MADRID/BEIJING, (Reuters) – China’s Sinopec Group said yesterday it plans to buy 40 percent of Repsol’s deepwater oil assets in Brazil for $7.1 billion as the Asian giant expands its presence in resource-rich Latin America.
China has invested heavily in natural resource projects overseas to feed its surging domestic economy and is now on track to be the biggest foreign direct investor in Brazil for 2010 — underscoring the trend of growing investment flows between big emerging economies that are now less reliant on traditional partners like the United States.
Sinopec announced the multibillion-dollar agreement just two days before Brazilians go to the polls to elect a new president. Dilma Rousseff, the handpicked successor of outgoing President Luiz Inacio Lula da Silva, is widely forecast to win the election.
The deal would help Repsol Brasil, a unit of Spain’s largest oil company, develop costly subsalt deposits that were discovered in 2007 and comprise one of the world’s biggest petroleum frontiers. Experts believe the vast subsalt area may hold 50 billion barrels of crude.
“Oil demand should grow, with the global economy recovering in the coming years,” said Erick Scott, an analyst at Sao Paulo-based brokerage SLW. “Brazil is one of the countries with the most potential for growth because of the subsalt reserves, so that’s why they’re coming here.” Sinopec is also bidding for oil and gas assets of Brazilian startup firm OGX worth a potential $7 billion, sources told Reuters last month.

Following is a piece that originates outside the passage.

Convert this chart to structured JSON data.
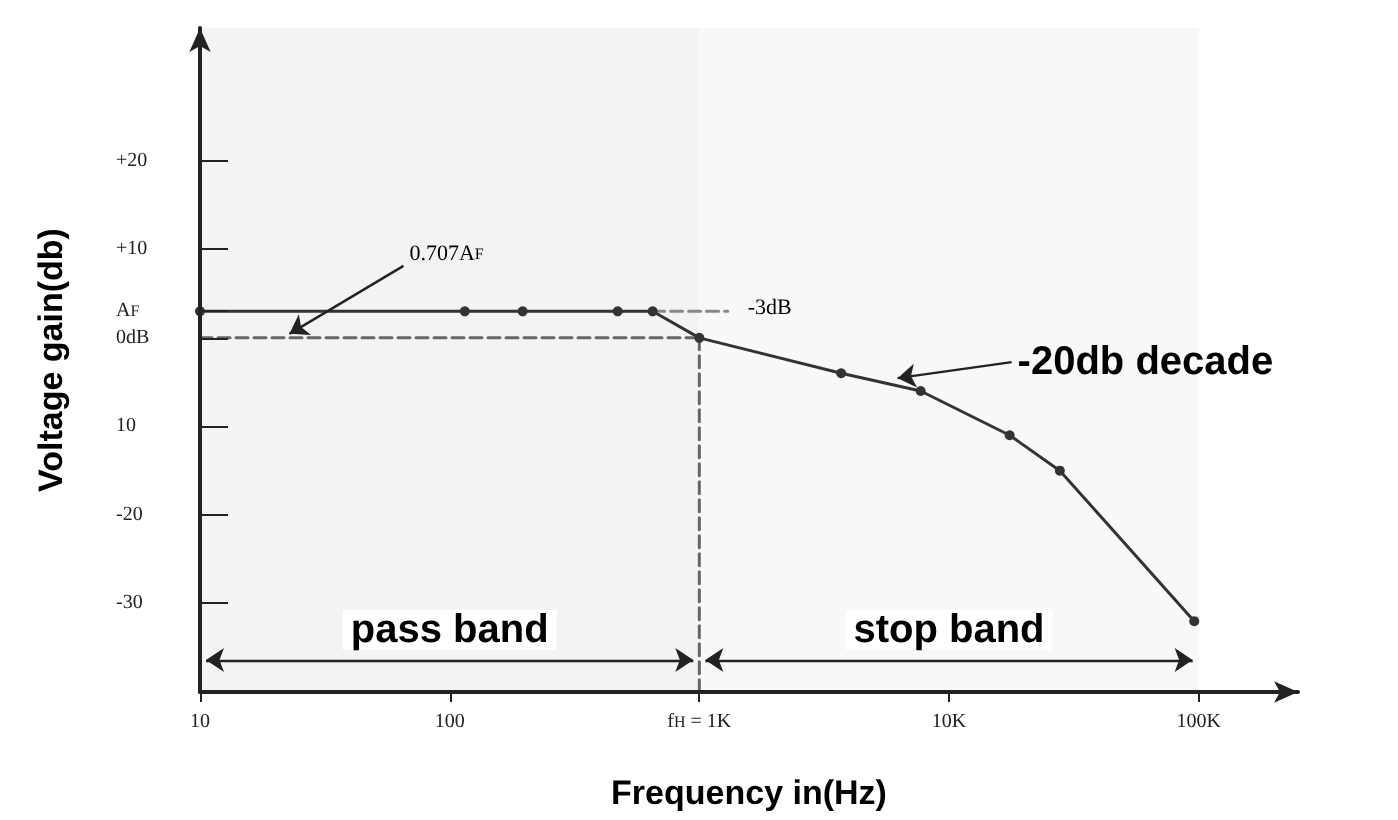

A source at OGX, controlled by billionaire Eike Batista, told Reuters on Friday the deal with Repsol has no effect on negotiations with potential buyers for assets in the Campos basin, where most of Brazil’s oil output comes from.
“One thing has nothing to do with the other. We should have something on that soon,” the source said.
Repsol Brasil had filed to sell shares in an initial public offering in Sao Paulo, but with the Sinopec deal, the IPO has been canceled, said Miguel Martinez, chief operating officer of Repsol.
With stakes in 16 offshore exploratory blocks, the company has had seven discoveries so far, all of them in the Santos basin off the coast of Sao Paulo. Repsol Brasil’s stakes give the company control over reserves of 1.16 billion barrels of oil equivalent (BOE) from the discoveries, according to an IPO prospectus.
More broadly, mergers and acquisitions in Brazil’s oil sector could flourish in coming months as global oil companies look to get a piece of the deepwater reserves.
Licensing rounds to explore oil in the country have been suspended since 2007 and with voting on Brazil’s new oil law on hold for now, the only way for companies to get in on the subsalt wells appears to be through mergers and acquisitions.